The European shows open with footage of cities the tour visits, shot between 1935 and 1945 whilst they were in ruins during WW2. “We wanted to make the point that because we’ve grown up in Europe and we’ve never seen war, we just assume that this is the way it’s always been. The start of the show is a reminder that we can’t take these things for granted,” says Williams. The footage also includes the MRI scans that Bono had after coming off his bike to combine the “personal and political cataclysm.”
“Because of some of the things that Bono went through, we realised that one way of looking at this journey home is basically death…”
From there starts ‘Lights of Home’ – a song that encapsulates the tour’s theme – followed by a reprise from the iNNOCENCE + eXPERIENCE leg about growing up in Dublin. An intermission includes a graphic novel of the four band members and their journey together, followed by songs from their back catalogue, including the live debut of ‘Acrobat’ from Achtung Baby.

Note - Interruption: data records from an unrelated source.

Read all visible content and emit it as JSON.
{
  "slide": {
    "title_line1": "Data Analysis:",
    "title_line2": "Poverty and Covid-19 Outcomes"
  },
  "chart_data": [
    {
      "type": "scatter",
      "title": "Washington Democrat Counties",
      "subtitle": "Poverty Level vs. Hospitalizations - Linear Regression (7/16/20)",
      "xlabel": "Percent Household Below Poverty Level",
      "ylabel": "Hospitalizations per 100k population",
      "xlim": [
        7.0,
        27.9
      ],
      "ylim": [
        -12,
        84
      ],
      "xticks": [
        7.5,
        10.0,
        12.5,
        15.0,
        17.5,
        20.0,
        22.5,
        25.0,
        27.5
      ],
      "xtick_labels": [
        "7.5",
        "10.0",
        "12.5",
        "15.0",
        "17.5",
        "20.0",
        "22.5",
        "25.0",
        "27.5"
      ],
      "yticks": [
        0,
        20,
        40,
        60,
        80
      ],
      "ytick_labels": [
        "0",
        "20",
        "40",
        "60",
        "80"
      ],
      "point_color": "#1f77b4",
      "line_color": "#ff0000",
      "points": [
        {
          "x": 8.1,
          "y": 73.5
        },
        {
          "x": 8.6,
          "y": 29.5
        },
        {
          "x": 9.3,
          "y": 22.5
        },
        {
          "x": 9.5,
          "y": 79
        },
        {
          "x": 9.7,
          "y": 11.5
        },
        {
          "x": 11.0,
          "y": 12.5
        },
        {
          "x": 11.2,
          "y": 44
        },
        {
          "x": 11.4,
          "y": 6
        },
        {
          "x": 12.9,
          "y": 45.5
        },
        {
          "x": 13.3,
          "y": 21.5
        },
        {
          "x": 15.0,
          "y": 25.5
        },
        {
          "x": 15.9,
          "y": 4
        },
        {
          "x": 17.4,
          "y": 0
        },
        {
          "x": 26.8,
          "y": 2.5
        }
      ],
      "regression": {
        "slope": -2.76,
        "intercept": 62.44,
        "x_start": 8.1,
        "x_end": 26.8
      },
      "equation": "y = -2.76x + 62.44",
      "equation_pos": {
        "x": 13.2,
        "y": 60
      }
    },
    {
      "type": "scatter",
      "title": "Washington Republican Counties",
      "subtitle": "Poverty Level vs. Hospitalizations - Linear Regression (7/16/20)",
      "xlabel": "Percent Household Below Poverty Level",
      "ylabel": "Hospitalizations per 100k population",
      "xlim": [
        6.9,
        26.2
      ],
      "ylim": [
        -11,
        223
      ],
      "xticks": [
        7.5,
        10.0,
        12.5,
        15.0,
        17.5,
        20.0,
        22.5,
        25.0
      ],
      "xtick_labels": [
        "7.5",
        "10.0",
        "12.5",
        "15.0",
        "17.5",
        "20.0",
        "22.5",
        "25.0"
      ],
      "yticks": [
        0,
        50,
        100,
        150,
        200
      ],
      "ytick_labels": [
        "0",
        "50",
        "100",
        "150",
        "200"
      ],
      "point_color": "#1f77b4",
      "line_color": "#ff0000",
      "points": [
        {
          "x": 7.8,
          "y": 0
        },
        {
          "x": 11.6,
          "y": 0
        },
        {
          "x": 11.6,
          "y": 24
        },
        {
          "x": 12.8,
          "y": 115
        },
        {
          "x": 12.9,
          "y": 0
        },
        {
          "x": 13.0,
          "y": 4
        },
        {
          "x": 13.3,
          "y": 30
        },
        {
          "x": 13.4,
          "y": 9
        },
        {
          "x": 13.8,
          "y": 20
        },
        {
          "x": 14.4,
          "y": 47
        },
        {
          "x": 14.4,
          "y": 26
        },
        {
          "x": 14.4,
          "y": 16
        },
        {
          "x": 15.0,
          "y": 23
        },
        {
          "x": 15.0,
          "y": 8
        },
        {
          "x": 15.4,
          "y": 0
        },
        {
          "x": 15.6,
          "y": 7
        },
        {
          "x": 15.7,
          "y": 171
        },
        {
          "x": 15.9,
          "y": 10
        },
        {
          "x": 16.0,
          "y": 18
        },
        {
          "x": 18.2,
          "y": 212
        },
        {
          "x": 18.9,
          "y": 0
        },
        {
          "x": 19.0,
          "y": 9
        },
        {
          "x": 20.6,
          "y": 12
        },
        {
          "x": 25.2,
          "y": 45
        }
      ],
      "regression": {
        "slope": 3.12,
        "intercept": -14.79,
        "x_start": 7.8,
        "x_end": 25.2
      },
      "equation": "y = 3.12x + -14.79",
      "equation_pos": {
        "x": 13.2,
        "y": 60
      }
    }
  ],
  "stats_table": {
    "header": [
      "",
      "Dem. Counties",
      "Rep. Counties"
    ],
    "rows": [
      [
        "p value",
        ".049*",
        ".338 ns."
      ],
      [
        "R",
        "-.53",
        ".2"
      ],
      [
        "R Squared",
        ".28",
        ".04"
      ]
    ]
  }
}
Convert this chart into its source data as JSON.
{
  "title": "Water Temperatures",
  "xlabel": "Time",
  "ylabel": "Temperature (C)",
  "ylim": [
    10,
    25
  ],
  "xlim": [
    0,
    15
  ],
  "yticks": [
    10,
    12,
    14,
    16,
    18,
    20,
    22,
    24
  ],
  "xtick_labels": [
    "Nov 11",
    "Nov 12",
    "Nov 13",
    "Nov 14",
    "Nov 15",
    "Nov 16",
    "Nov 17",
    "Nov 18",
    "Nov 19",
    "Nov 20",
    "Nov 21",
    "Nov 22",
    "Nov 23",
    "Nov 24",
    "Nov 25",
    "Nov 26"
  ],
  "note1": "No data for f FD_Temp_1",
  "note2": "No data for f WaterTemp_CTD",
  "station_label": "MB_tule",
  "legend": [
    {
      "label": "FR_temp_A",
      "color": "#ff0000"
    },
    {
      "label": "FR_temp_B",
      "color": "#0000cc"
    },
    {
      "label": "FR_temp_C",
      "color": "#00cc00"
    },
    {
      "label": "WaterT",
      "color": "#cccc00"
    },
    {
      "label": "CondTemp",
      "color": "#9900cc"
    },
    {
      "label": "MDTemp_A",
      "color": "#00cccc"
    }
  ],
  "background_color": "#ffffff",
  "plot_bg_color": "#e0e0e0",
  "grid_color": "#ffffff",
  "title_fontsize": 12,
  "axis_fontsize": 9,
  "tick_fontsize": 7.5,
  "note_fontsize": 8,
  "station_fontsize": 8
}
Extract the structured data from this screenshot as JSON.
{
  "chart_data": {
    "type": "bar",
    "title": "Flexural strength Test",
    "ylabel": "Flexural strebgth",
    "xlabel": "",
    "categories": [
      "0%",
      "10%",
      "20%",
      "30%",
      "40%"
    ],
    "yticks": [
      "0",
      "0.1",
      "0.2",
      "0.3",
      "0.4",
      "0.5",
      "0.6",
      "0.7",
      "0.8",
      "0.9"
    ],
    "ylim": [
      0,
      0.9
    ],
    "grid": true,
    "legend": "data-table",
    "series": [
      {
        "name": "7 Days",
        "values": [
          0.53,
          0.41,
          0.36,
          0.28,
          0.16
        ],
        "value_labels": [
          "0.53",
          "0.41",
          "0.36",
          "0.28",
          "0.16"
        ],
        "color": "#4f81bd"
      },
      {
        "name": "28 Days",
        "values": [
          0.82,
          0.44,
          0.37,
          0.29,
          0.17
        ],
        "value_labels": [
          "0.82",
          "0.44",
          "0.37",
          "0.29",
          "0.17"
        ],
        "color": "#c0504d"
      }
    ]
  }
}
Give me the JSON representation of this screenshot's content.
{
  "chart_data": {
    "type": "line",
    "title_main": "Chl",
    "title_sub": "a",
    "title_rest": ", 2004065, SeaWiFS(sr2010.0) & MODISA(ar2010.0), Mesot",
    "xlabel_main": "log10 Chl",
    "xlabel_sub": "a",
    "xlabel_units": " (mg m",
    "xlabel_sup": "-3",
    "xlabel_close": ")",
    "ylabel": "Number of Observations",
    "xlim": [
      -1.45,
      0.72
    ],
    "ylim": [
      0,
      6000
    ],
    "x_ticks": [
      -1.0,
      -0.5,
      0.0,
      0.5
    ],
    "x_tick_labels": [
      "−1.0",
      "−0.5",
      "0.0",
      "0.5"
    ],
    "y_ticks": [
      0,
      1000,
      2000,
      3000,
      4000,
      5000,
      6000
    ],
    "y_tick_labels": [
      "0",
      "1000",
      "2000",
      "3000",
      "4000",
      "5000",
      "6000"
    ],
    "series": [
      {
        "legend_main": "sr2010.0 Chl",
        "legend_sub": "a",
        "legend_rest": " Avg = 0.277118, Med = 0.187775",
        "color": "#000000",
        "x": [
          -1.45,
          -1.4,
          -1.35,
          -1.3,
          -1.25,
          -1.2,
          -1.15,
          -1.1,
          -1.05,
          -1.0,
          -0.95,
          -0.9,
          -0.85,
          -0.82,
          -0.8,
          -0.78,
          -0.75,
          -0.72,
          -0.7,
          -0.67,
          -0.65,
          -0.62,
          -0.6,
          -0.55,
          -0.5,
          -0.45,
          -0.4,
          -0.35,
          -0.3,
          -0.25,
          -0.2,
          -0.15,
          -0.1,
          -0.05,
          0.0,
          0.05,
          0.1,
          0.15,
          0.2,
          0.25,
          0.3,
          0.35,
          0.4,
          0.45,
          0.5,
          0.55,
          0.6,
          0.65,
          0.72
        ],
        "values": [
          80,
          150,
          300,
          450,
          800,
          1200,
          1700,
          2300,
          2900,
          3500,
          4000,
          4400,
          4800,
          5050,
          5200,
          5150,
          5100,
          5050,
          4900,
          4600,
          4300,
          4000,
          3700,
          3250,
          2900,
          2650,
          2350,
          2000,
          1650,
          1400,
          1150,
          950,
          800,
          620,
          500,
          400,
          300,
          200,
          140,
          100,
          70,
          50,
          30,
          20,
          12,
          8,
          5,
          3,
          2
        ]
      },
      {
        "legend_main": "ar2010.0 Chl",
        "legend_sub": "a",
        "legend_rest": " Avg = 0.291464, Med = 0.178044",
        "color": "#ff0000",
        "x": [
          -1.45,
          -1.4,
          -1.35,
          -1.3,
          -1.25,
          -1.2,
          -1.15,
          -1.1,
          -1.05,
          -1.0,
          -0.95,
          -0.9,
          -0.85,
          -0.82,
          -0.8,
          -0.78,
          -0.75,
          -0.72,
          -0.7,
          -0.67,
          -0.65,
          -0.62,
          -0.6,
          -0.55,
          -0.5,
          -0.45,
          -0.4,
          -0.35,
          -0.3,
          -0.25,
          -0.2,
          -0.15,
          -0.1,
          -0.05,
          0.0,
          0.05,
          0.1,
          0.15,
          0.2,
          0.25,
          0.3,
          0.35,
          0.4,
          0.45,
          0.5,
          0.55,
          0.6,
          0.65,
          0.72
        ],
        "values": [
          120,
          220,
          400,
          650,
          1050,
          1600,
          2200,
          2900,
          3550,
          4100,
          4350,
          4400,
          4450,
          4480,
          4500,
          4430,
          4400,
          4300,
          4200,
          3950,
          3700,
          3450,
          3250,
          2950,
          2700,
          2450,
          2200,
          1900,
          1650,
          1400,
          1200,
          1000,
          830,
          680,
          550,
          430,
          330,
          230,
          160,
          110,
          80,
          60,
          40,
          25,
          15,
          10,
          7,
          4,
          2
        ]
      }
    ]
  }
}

Bono then brings back his devil alter-ego, Mr MacPhisto, for an address to camera that’s politically themed for each city. A personal arc follows, before the refugee crisis is brought to the fore as part of ‘Summer of Love’, ending with an optimistic look at the future of Europe as born-again cities with ‘Pride’ and ‘City of Blinding Lights’.
In the US, the show opens on a personal theme with the idea of facing your own mortality using augmented reality. A series of still images play across the cinema-sized LED screen, which transform into a giant avatar version of Bono when audience members look through a custom-made app on their smartphones. The stage, which was designed by Es Devlin and Ric Lipson, appears as a giant iceberg that melts over the audience, preluding the cataclysm theme, which is enacted as a tsunami in the middle of the set with waves appearing across the screen while U2 sing ‘the End of the World’.
Naturally, the political element of the US shows centres on the reign of Donald Trump. The show ends with Bono walking towards a 3D doll-size model of the house he grew up in. He lifts the lid to find a light bulb, which appeared at the beginning of the iNNOCENCE shows, before quietly walking off stage.